We do not agree with counsel in this contention. Appellee denied that he had received the check in satisfaction of his demands under the contract. On the contrary, he contends that there was no controversy about the sum paid him. This was a liquidated demand payable in any event, and there was no controversy about the indebtedness which the last check paid. This check paid the salary up to January 1, 1928, and there was no controversy about it. The controversy was over the salary accruing thereafter, and nothing was paid on that account. The payment was upon an undisputed item, which was payable in any and at all events, and we think *155the court was correct in refusing to hold, a® a matter of law, that there had been an accord and satisfaction, and instruction numbered 4, set out above, was as favorable as appellants were entitled to have given on this subject. Johnson v. Aylor, 129 Ark. 82, 195 S. W. 4; Feldman v. Fox, 112 Ark. 223, 164 S. W. 766.

Appellants offered testimony tending to show that appellee had purchased cotton for their account which “fell short of the grades and staples for which they were bought by the plaintiff,” and the action of the court in refusing to admit this testimony is assigned as error.

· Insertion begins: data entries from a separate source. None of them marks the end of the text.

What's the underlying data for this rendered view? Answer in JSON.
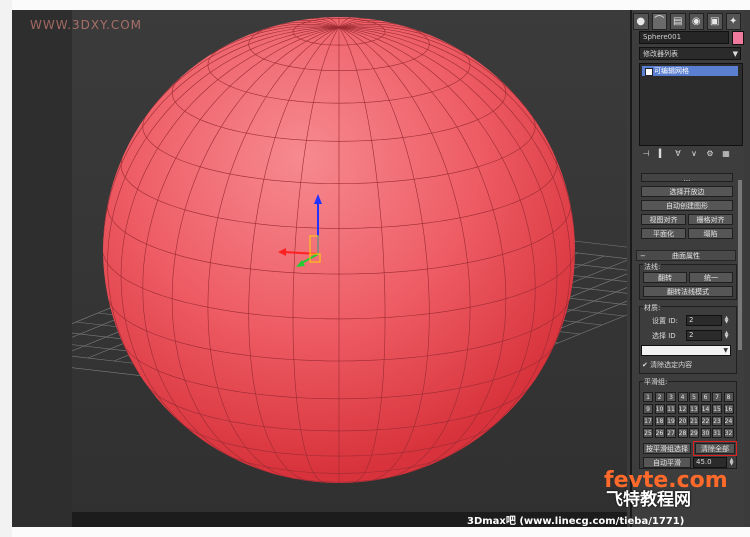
{
  "watermark": {
    "text": "WWW.3DXY.COM"
  },
  "panel": {
    "object_name": "Sphere001",
    "object_color": "#f07a9e",
    "modifier_list": "修改器列表",
    "stack": [
      "可编辑网格"
    ],
    "tabs": [
      "create-icon",
      "modify-icon",
      "hierarchy-icon",
      "motion-icon",
      "display-icon",
      "utilities-icon"
    ],
    "buttons": {
      "select_open": "选择开放边",
      "auto_smooth_make": "自动创建图形",
      "view_align": "视图对齐",
      "grid_align": "栅格对齐",
      "planarize": "平面化",
      "collapse": "塌陷"
    },
    "surface": {
      "title": "曲面属性",
      "normals_label": "法线:",
      "flip": "翻转",
      "unify": "统一",
      "flip_mode": "翻转法线模式",
      "material_label": "材质:",
      "set_id_label": "设置 ID:",
      "set_id_value": "2",
      "select_id_label": "选择 ID",
      "select_id_value": "2",
      "clear_selection": "清除选定内容"
    },
    "smoothing": {
      "label": "平滑组:",
      "numbers": [
        "1",
        "2",
        "3",
        "4",
        "5",
        "6",
        "7",
        "8",
        "9",
        "10",
        "11",
        "12",
        "13",
        "14",
        "15",
        "16",
        "17",
        "18",
        "19",
        "20",
        "21",
        "22",
        "23",
        "24",
        "25",
        "26",
        "27",
        "28",
        "29",
        "30",
        "31",
        "32"
      ],
      "select_by": "按平滑组选择",
      "clear_all": "清除全部",
      "auto_smooth": "自动平滑",
      "threshold": "45.0"
    }
  },
  "footer": {
    "text": "3Dmax吧 (www.linecg.com/tieba/1771)"
  },
  "brand": {
    "line1": "fevte.com",
    "line2": "飞特教程网"
  },
  "colors": {
    "sphere": "#ef4d57",
    "highlight": "#e02020",
    "selected": "#5b7fd0"
  }
}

There was no error in refusing to admit this ¿testimony, as the answer sets up no such defense, and no offer was made to so amend the answer as to present that question. The notice discharging appellee assigned no such reason, and the letter of recommendation herein-above referred to contained no intimation that such a contention would be made. The injection of this question into the case after the plaintiff had put on his testimony raised an issue which appellee had no reason to suppose he would be called upon to meet. The pleadings presented no such issue, and there was no -offer to so amend them as to raise it, and the testimony was properly excluded on that account. Under the circumstances stated we think there was no abuse of discretion calling for the reversal of the judgment, had the court refused to permit the answer to be amended to raise this question had a request been made for permission to amend. Butler v. Butler, 176 Ark. 126, 2 S. W. (2d) 63.

■Certain other questions are raised which we find it unnecessary to discuss, and, as no error appears, the judgment must be affirmed, and it is so ordered.